On Saturday night, of the Knicks 31 attempts from deep, 22 were taken by those who most consider their four of their five best shooters from long range: Marcus Morris (4-for-8), Damyean Dotson (2-for-8), Kevin Knox (2-for-4) and Bobby Portis (0-for-2). That works out to 36 percent, which is right at New York’s season average, and a perfectly fine number given enough volume. Dotson in particular was ready to fire away whenever he saw the ball – a welcome change which, if it eventually makes its way into scouting reports, should help loosen things up.

Meanwhile, brickity brick brick-layers Julius Randle (23.8 percent on a staggering 80 attempts) and Dennis Smith Jr. (29 percent on 31 looks) only took one long-ball each, and Randle’s was a wide open look from the corner.

Finding creative ways to get his shooters more open looks seemed to be a priority in Mike Miller’s first game. The Knicks set cleaner screens and ran several actions we haven’t seen much of, at least not successfully executed ones. If the rotations continue to trend towards going smaller and more shooter-heavy, things should get even better.

We already saw some positive signs, but with more work to be done:

In the first play here, the Knicks get lucky that T.J. Warren - not the most aware defender, which is ironic considering who he's guarding on the play - sticks to Julius Randle when he should be helping prevent the drive by Frank. He doesn't, and the seas part.

In the second play, both Sabonis and Holiday (correctly) help off Randle and Ntilikina, respectively, which seems to form a brick wall.

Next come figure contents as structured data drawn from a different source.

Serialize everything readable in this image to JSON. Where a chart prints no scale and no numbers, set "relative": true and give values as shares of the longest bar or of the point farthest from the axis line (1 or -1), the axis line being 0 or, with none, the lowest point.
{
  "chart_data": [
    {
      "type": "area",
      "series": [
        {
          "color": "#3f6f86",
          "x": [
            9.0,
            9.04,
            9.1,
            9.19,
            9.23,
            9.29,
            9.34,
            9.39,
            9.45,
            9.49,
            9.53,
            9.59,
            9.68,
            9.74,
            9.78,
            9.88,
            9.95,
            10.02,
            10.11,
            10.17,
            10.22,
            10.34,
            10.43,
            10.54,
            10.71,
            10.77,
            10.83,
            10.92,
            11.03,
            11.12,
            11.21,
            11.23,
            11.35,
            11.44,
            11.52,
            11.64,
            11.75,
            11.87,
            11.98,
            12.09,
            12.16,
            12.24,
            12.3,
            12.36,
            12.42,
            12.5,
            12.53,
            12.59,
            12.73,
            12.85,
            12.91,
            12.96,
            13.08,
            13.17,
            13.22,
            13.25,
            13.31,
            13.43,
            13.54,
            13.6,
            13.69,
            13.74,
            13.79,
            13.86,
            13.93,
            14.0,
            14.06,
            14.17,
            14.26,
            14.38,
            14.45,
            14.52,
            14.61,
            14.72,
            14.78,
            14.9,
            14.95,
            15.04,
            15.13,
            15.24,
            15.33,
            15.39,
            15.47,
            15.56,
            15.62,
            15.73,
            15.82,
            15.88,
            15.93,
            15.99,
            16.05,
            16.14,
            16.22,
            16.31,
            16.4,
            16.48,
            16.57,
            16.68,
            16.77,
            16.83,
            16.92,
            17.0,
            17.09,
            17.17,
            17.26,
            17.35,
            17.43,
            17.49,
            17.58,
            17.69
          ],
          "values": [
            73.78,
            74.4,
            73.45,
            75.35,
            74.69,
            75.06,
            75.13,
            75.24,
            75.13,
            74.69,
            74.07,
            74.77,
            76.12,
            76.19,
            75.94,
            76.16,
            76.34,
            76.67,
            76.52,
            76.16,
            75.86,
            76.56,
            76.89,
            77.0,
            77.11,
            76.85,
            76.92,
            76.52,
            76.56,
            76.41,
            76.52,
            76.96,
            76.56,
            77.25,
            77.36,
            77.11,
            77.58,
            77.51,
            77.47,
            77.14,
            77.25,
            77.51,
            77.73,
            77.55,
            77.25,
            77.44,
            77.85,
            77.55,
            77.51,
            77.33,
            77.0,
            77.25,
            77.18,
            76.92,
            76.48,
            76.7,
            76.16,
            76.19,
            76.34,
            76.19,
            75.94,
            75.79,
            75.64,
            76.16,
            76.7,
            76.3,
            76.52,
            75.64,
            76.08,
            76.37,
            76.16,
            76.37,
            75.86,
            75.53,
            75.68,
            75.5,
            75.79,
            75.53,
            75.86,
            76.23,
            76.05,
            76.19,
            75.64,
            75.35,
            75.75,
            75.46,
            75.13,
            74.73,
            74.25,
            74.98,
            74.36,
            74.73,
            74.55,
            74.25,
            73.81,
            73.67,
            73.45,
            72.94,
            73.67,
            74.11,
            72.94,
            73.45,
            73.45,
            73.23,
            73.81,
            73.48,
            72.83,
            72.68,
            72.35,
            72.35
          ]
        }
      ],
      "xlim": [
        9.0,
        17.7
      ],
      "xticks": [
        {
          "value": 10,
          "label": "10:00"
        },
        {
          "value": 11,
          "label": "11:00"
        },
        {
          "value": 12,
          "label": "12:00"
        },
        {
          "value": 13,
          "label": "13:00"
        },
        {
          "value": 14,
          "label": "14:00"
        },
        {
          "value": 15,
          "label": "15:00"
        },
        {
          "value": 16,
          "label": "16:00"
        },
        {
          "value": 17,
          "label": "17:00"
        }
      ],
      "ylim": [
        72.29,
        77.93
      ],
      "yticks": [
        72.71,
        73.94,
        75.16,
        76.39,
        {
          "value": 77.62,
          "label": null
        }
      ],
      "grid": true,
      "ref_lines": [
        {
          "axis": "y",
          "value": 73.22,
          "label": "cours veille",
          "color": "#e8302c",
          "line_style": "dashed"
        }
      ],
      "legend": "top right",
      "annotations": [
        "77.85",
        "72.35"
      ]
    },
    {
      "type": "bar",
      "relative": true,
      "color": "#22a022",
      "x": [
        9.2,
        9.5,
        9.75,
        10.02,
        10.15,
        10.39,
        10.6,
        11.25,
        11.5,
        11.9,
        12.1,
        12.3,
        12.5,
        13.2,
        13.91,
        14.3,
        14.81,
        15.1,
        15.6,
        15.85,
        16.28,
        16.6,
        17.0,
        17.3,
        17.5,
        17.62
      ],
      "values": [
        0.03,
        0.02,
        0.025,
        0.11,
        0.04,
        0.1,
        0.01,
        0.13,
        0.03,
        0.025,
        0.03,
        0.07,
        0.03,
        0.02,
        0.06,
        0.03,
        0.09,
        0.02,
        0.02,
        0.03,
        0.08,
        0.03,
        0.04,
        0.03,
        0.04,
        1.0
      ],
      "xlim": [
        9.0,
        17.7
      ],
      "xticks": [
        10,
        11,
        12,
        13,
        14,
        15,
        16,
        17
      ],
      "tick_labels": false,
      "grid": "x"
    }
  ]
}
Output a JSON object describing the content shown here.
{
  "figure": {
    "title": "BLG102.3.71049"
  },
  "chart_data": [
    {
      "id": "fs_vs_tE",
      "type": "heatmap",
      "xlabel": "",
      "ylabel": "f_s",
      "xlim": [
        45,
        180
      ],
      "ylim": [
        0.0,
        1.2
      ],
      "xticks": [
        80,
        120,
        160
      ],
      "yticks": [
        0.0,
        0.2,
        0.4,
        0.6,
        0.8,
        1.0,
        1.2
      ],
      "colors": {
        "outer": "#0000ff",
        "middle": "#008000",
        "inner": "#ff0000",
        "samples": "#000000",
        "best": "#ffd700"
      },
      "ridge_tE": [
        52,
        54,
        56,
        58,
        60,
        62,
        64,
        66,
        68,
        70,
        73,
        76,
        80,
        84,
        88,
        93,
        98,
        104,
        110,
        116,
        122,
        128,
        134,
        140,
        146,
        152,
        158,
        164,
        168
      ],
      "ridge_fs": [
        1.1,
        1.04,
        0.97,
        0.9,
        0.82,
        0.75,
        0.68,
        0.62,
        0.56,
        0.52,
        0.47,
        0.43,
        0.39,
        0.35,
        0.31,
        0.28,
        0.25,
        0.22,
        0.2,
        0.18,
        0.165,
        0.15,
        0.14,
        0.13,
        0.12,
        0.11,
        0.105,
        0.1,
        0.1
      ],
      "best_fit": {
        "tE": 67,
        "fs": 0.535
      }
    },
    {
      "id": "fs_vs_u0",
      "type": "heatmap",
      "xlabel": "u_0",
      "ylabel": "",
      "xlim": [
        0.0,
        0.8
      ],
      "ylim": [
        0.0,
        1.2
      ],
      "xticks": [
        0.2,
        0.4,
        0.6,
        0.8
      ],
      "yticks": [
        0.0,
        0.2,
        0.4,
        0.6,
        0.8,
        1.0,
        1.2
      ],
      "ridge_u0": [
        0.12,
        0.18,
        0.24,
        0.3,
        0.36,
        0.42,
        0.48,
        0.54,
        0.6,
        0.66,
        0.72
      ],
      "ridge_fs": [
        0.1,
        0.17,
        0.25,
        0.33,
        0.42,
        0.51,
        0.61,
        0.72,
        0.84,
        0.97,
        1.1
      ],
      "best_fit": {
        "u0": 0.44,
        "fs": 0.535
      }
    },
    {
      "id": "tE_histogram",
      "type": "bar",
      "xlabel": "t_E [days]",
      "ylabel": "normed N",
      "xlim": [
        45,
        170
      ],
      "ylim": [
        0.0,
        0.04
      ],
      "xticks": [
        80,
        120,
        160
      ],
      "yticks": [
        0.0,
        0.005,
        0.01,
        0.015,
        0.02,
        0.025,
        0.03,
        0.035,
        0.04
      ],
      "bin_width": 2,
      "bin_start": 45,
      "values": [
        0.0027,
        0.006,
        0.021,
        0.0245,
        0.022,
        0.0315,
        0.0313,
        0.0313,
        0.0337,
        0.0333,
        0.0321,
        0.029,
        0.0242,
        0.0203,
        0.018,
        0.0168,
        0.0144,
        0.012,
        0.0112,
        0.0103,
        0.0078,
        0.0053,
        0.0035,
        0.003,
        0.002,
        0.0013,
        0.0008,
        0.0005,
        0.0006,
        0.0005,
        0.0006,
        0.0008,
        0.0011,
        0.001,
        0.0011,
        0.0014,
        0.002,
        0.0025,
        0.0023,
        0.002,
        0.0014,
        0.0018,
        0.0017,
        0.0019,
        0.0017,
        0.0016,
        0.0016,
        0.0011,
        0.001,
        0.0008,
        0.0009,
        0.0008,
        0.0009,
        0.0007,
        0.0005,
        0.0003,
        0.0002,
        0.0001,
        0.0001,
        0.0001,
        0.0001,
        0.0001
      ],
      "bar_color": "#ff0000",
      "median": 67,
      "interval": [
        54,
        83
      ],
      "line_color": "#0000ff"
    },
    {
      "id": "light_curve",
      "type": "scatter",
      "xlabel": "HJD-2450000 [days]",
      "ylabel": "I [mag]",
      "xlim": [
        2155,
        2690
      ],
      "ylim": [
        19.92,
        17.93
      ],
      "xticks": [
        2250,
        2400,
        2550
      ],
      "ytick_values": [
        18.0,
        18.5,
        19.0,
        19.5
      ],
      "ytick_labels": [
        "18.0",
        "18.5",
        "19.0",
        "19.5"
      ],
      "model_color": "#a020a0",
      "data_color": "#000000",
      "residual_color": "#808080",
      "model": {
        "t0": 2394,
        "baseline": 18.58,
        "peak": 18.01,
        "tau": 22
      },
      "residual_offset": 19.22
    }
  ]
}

Thankfully, RJ Barrett makes a perfect pass and Mitchell Robinson is a human pogo stick, so it doesn't matter. Ideally, from here on in, the Knicks won't need to worry about poor defense and/or perfect plays to get their kids valuable experience.

If the rest of this season truly is all about development (spoiler alert: it is), putting the ball handlers in pick and roll situations that they can actually succeed in has to be among the highest priorities. If that happens, not only should Mitchell Robinson's roll frequency increase, but the Knicks' guards should be able to get more practice with basketball's most utilized play in more optimal situations.

The season might not have gone how many hoped, but it doesn't make what happens from here on in any less important.